As stories like these become more common, we wanted to study how well utility firms are preparing for what seems like the inevitable: a major, successful attack.  The answer is a mixed bag.

This month, we release the results of Stealth Research: Critical Infrastructure, sponsored by Unisys. The purpose of this research is to learn how utility, oil and gas, alternate energy and manufacturing organizations are addressing cybersecurity threats.

Among the more alarming findings: 67 percent of those surveyed said they’d suffered at least one security compromise, but yet one quarter don’t actually know who’s in charge of security.

As the findings reveal, organizations are not as prepared as they should be to deal with the sophistication and stealth of a cyber threat or the negligence of an employee or third party. In fact, the majority of participants in this study do not believe their companies’ IT security programs are “mature.” For purposes of this research, a mature stage is defined as having most IT security program activities deployed. Most companies have defined what their security initiatives are but deployment and execution are still in the early or middle stages.

Key findings of this research

Most companies have not fully deployed their IT security programs. Only 17 percent of companies represented in this research self-report that most of their IT security program activities are deployed. Fifty percent of respondents say their IT security activities have not as yet been defined or deployed (7 percent) or they have defined activities but they are only partially deployed (43 percent). A possible reason is that only 28 percent of respondents agree that security is one of the top five strategic priorities across the enterprise.

The risk to industrial control systems and SCADA is believed to have substantially increased. Fifty-seven percent of respondents agree that cyber threats are putting industrial control systems and SCADA at greater risk. Only 11 percent say the risk has decreased due to heightened regulations and industry-based security standards.

Security compromises are occurring in most companies. It is difficult to understand why security is not a top a priority because 67 percent of respondents say their companies have had at least one security compromise that that led to the loss of confidential information or disruption to operations over the last 12 months. Twenty-four percent of respondents say these compromises were due to an insider attack or negligent privileged IT users.
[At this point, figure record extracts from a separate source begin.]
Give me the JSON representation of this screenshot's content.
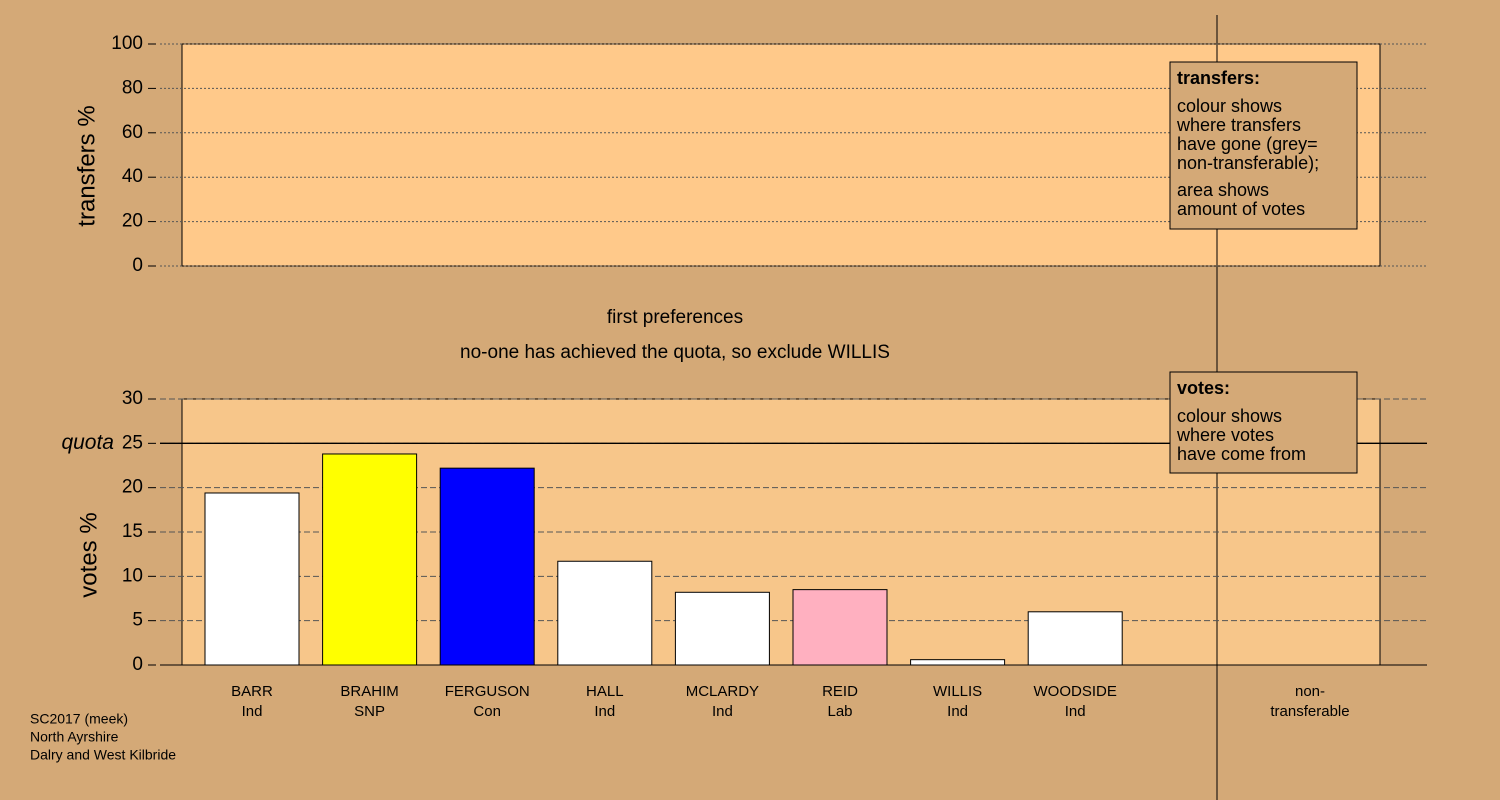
{
  "chart_data": [
    {
      "type": "bar",
      "y_label": "transfers %",
      "ylim": [
        0,
        100
      ],
      "yticks": [
        0,
        20,
        40,
        60,
        80,
        100
      ],
      "grid": true
    },
    {
      "type": "bar",
      "title": "first preferences",
      "subtitle": "no-one has achieved the quota, so exclude WILLIS",
      "y_label": "votes %",
      "categories": [
        "BARR",
        "BRAHIM",
        "FERGUSON",
        "HALL",
        "MCLARDY",
        "REID",
        "WILLIS",
        "WOODSIDE"
      ],
      "parties": [
        "Ind",
        "SNP",
        "Con",
        "Ind",
        "Ind",
        "Lab",
        "Ind",
        "Ind"
      ],
      "values": [
        19.4,
        23.8,
        22.2,
        11.7,
        8.2,
        8.5,
        0.6,
        6.0
      ],
      "colors": [
        "#ffffff",
        "#ffff00",
        "#0000ff",
        "#ffffff",
        "#ffffff",
        "#ffb0c0",
        "#ffffff",
        "#ffffff"
      ],
      "ylim": [
        0,
        30
      ],
      "yticks": [
        0,
        5,
        10,
        15,
        20,
        25,
        30
      ],
      "grid": true,
      "quota": 25,
      "quota_label": "quota"
    }
  ],
  "non_transferable_label": [
    "non-",
    "transferable"
  ],
  "legends": {
    "transfers": {
      "title": "transfers:",
      "lines": [
        "colour shows",
        "where transfers",
        "have gone (grey=",
        "non-transferable);",
        "area shows",
        "amount of votes"
      ]
    },
    "votes": {
      "title": "votes:",
      "lines": [
        "colour shows",
        "where votes",
        "have come from"
      ]
    }
  },
  "footer": [
    "SC2017 (meek)",
    "North Ayrshire",
    "Dalry and West Kilbride"
  ]
}
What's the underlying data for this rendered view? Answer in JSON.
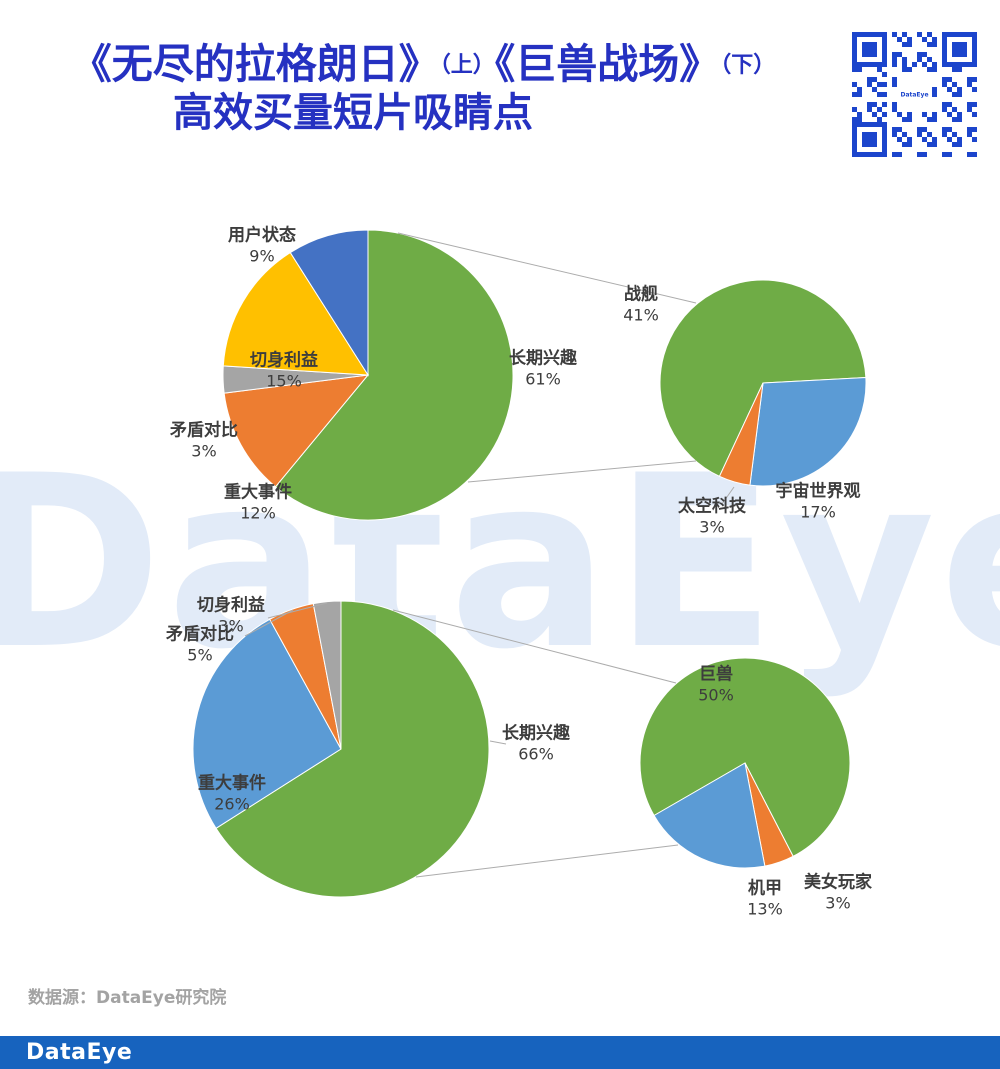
{
  "brand": "DataEye",
  "title": {
    "part1": "《无尽的拉格朗日》",
    "part1_tag": "（上）",
    "part2": "《巨兽战场》",
    "part2_tag": "（下）",
    "line2": "高效买量短片吸睛点"
  },
  "source": "数据源：DataEye研究院",
  "icons": {
    "qr": "qr-code"
  },
  "colors": {
    "title_blue": "#2531C1",
    "footer_blue": "#1763BE",
    "qr_blue": "#1C45CC",
    "green": "#6FAC46",
    "blue_dark": "#4472C4",
    "blue_light": "#5B9BD5",
    "orange": "#ED7D31",
    "gray": "#A5A5A5",
    "yellow": "#FFC000",
    "label_text": "#3D3D3D",
    "watermark": "#E2EBF8"
  },
  "chart_data": [
    {
      "type": "pie",
      "id": "top-main",
      "start_angle": 0,
      "slices": [
        {
          "label": "长期兴趣",
          "pct": 61,
          "pct_label": "61%",
          "color": "#6FAC46"
        },
        {
          "label": "重大事件",
          "pct": 12,
          "pct_label": "12%",
          "color": "#ED7D31"
        },
        {
          "label": "矛盾对比",
          "pct": 3,
          "pct_label": "3%",
          "color": "#A5A5A5"
        },
        {
          "label": "切身利益",
          "pct": 15,
          "pct_label": "15%",
          "color": "#FFC000"
        },
        {
          "label": "用户状态",
          "pct": 9,
          "pct_label": "9%",
          "color": "#4472C4"
        }
      ]
    },
    {
      "type": "pie",
      "id": "top-sub",
      "start_angle": 205,
      "slices": [
        {
          "label": "战舰",
          "pct": 41,
          "pct_label": "41%",
          "color": "#6FAC46"
        },
        {
          "label": "宇宙世界观",
          "pct": 17,
          "pct_label": "17%",
          "color": "#5B9BD5"
        },
        {
          "label": "太空科技",
          "pct": 3,
          "pct_label": "3%",
          "color": "#ED7D31"
        }
      ]
    },
    {
      "type": "pie",
      "id": "bottom-main",
      "start_angle": 0,
      "slices": [
        {
          "label": "长期兴趣",
          "pct": 66,
          "pct_label": "66%",
          "color": "#6FAC46"
        },
        {
          "label": "重大事件",
          "pct": 26,
          "pct_label": "26%",
          "color": "#5B9BD5"
        },
        {
          "label": "矛盾对比",
          "pct": 5,
          "pct_label": "5%",
          "color": "#ED7D31"
        },
        {
          "label": "切身利益",
          "pct": 3,
          "pct_label": "3%",
          "color": "#A5A5A5"
        }
      ]
    },
    {
      "type": "pie",
      "id": "bottom-sub",
      "start_angle": 240,
      "slices": [
        {
          "label": "巨兽",
          "pct": 50,
          "pct_label": "50%",
          "color": "#6FAC46"
        },
        {
          "label": "美女玩家",
          "pct": 3,
          "pct_label": "3%",
          "color": "#ED7D31"
        },
        {
          "label": "机甲",
          "pct": 13,
          "pct_label": "13%",
          "color": "#5B9BD5"
        }
      ]
    }
  ]
}
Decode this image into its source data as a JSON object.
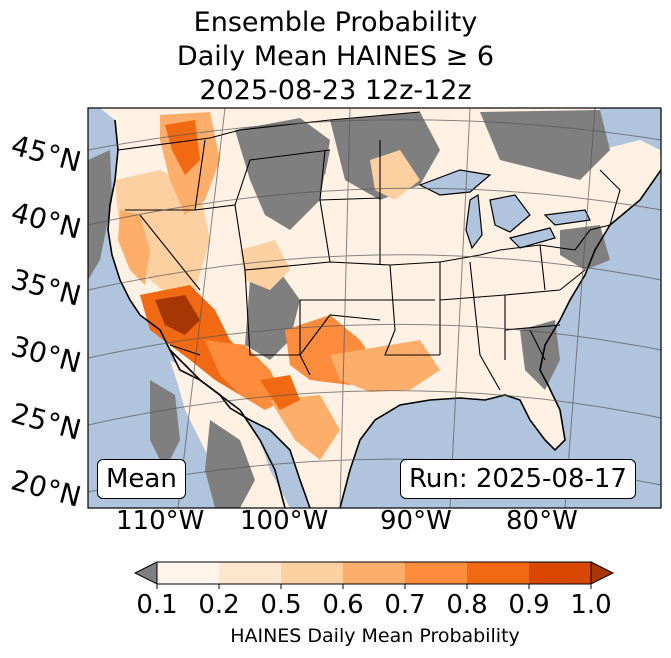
{
  "title": {
    "line1": "Ensemble Probability",
    "line2": "Daily Mean HAINES ≥ 6",
    "line3": "2025-08-23 12z-12z"
  },
  "labels": {
    "mean": "Mean",
    "run": "Run: 2025-08-17"
  },
  "lat_labels": [
    "45°N",
    "40°N",
    "35°N",
    "30°N",
    "25°N",
    "20°N"
  ],
  "lon_labels": [
    "110°W",
    "100°W",
    "90°W",
    "80°W"
  ],
  "colorbar": {
    "ticks": [
      "0.1",
      "0.2",
      "0.5",
      "0.6",
      "0.7",
      "0.8",
      "0.9",
      "1.0"
    ],
    "colors": [
      "#fff5eb",
      "#fee6ce",
      "#fdd0a2",
      "#fdae6b",
      "#fd8d3c",
      "#f16913",
      "#d94801",
      "#a63603"
    ],
    "under_color": "#808080",
    "label": "HAINES Daily Mean Probability"
  },
  "colors": {
    "ocean": "#b0c4de",
    "land": "#fff1e4",
    "no_data": "#7f7f7f",
    "lakes": "#b0c4de"
  }
}
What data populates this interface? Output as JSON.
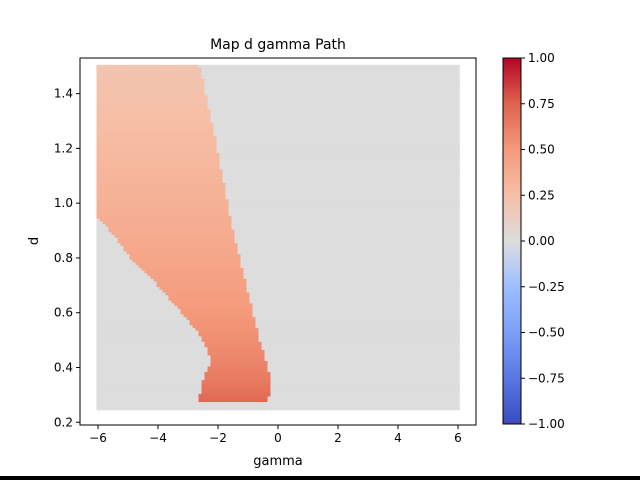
{
  "chart_data": {
    "type": "heatmap",
    "title": "Map d gamma Path",
    "xlabel": "gamma",
    "ylabel": "d",
    "xlim": [
      -6.6,
      6.6
    ],
    "ylim": [
      0.19,
      1.53
    ],
    "xticks": [
      -6,
      -4,
      -2,
      0,
      2,
      4,
      6
    ],
    "xtick_labels": [
      "−6",
      "−4",
      "−2",
      "0",
      "2",
      "4",
      "6"
    ],
    "yticks": [
      0.2,
      0.4,
      0.6,
      0.8,
      1.0,
      1.2,
      1.4
    ],
    "ytick_labels": [
      "0.2",
      "0.4",
      "0.6",
      "0.8",
      "1.0",
      "1.2",
      "1.4"
    ],
    "grid": false,
    "colormap": "coolwarm",
    "clim": [
      -1,
      1
    ],
    "colorbar_ticks": [
      1.0,
      0.75,
      0.5,
      0.25,
      0.0,
      -0.25,
      -0.5,
      -0.75,
      -1.0
    ],
    "colorbar_tick_labels": [
      "1.00",
      "0.75",
      "0.50",
      "0.25",
      "0.00",
      "−0.25",
      "−0.50",
      "−0.75",
      "−1.00"
    ],
    "grid_extent": {
      "gamma": [
        -6,
        6
      ],
      "d": [
        0.25,
        1.5
      ]
    },
    "region_boundary": {
      "left_edge": [
        {
          "d": 0.25,
          "gamma": null
        },
        {
          "d": 0.3,
          "gamma": -2.6
        },
        {
          "d": 0.34,
          "gamma": -2.55
        },
        {
          "d": 0.38,
          "gamma": -2.4
        },
        {
          "d": 0.42,
          "gamma": -2.25
        },
        {
          "d": 0.47,
          "gamma": -2.35
        },
        {
          "d": 0.52,
          "gamma": -2.6
        },
        {
          "d": 0.6,
          "gamma": -3.2
        },
        {
          "d": 0.7,
          "gamma": -4.0
        },
        {
          "d": 0.8,
          "gamma": -4.9
        },
        {
          "d": 0.9,
          "gamma": -5.6
        },
        {
          "d": 0.95,
          "gamma": -6.0
        },
        {
          "d": 1.5,
          "gamma": -6.0
        }
      ],
      "right_edge": [
        {
          "d": 0.29,
          "gamma": -0.3
        },
        {
          "d": 0.35,
          "gamma": -0.2
        },
        {
          "d": 0.5,
          "gamma": -0.6
        },
        {
          "d": 0.7,
          "gamma": -1.05
        },
        {
          "d": 0.9,
          "gamma": -1.5
        },
        {
          "d": 1.1,
          "gamma": -1.85
        },
        {
          "d": 1.3,
          "gamma": -2.2
        },
        {
          "d": 1.5,
          "gamma": -2.6
        }
      ],
      "value_top": 0.2,
      "value_bottom": 0.8
    },
    "background_value": 0.0
  }
}
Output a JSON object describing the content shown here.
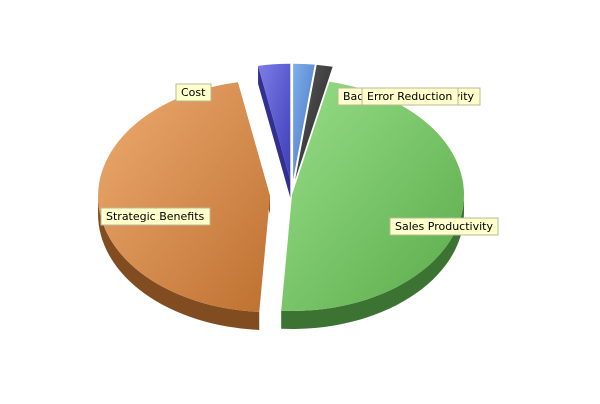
{
  "chart_data": {
    "type": "pie",
    "title": "",
    "exploded": true,
    "three_d": true,
    "slices": [
      {
        "label": "Back Office Productivity",
        "value": 2,
        "color": "#4f8fe6"
      },
      {
        "label": "Error Reduction",
        "value": 1.5,
        "color": "#222222"
      },
      {
        "label": "Sales Productivity",
        "value": 47.5,
        "color": "#6fd15a"
      },
      {
        "label": "Strategic Benefits",
        "value": 46,
        "color": "#e88a3a"
      },
      {
        "label": "Cost",
        "value": 3,
        "color": "#4a4adf"
      }
    ]
  }
}
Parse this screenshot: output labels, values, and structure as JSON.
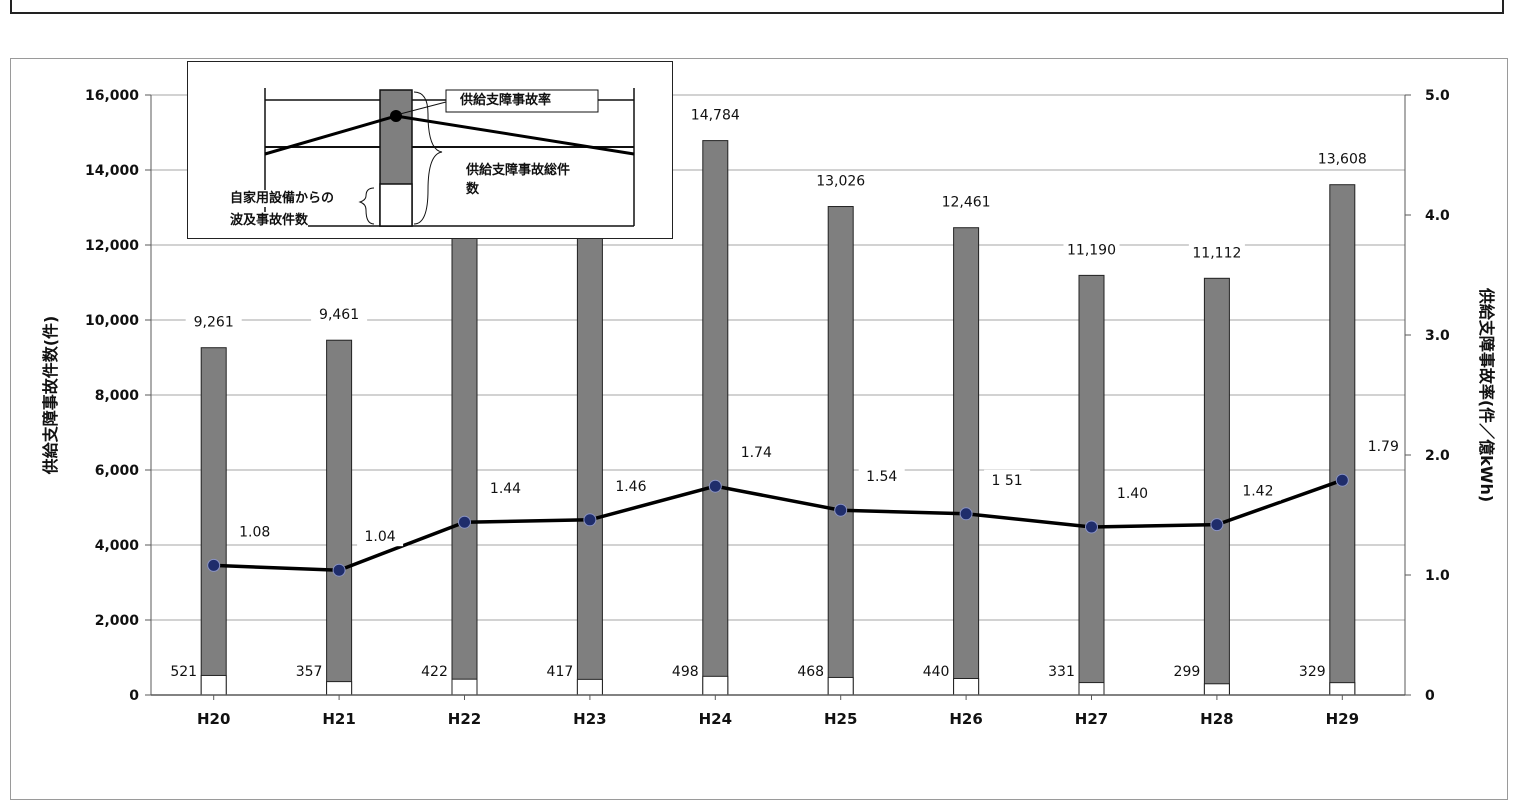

Upgrading existing legacy systems may result in sacrificing mission-critical security. Fifty four percent of respondents are not confident (36 percent) or unsure (18 percent) that their organization would be able to upgrade legacy systems to the next improved security state in cost effective ways without sacrificing mission-critical security.

 Many organizations are not getting actionable real-time threat alerts about security exploits. According to 34 percent of respondents, their companies do not get real-time alerts, threat analysis and threat prioritization intelligence that can be used to stop or minimize the impact of a cyber attack. If they do receive such intelligence, 22 percent of respondents say they are not effective. Only 15 percent of respondents say threat intelligence is very effective and actionable.

More than half, hit. The majority of companies have had at least one security compromise in the past 12 months. Sixty-seven percent of companies represented in this research have had at least one incident that led to the loss of confidential information or disruption to operations. Twenty-four percent of security incidents were due to a negligent employee with privileged access. However, 21 percent of respondents say they were not able to determine the source of the incident.

Who’s in charge? When asked if their company has dedicated personnel and/or departments responsible for industrial control systems and SCADA security, 25 percent say they do not have anyone assigned,. The majority (55 percent) say they have one person responsible

Out of control. Nearly one-third of respondents say that more than a quarter of their network components are outside their control, including third party endpoints such as smartphones and home computers are outside the direct control of their organization’s security operations.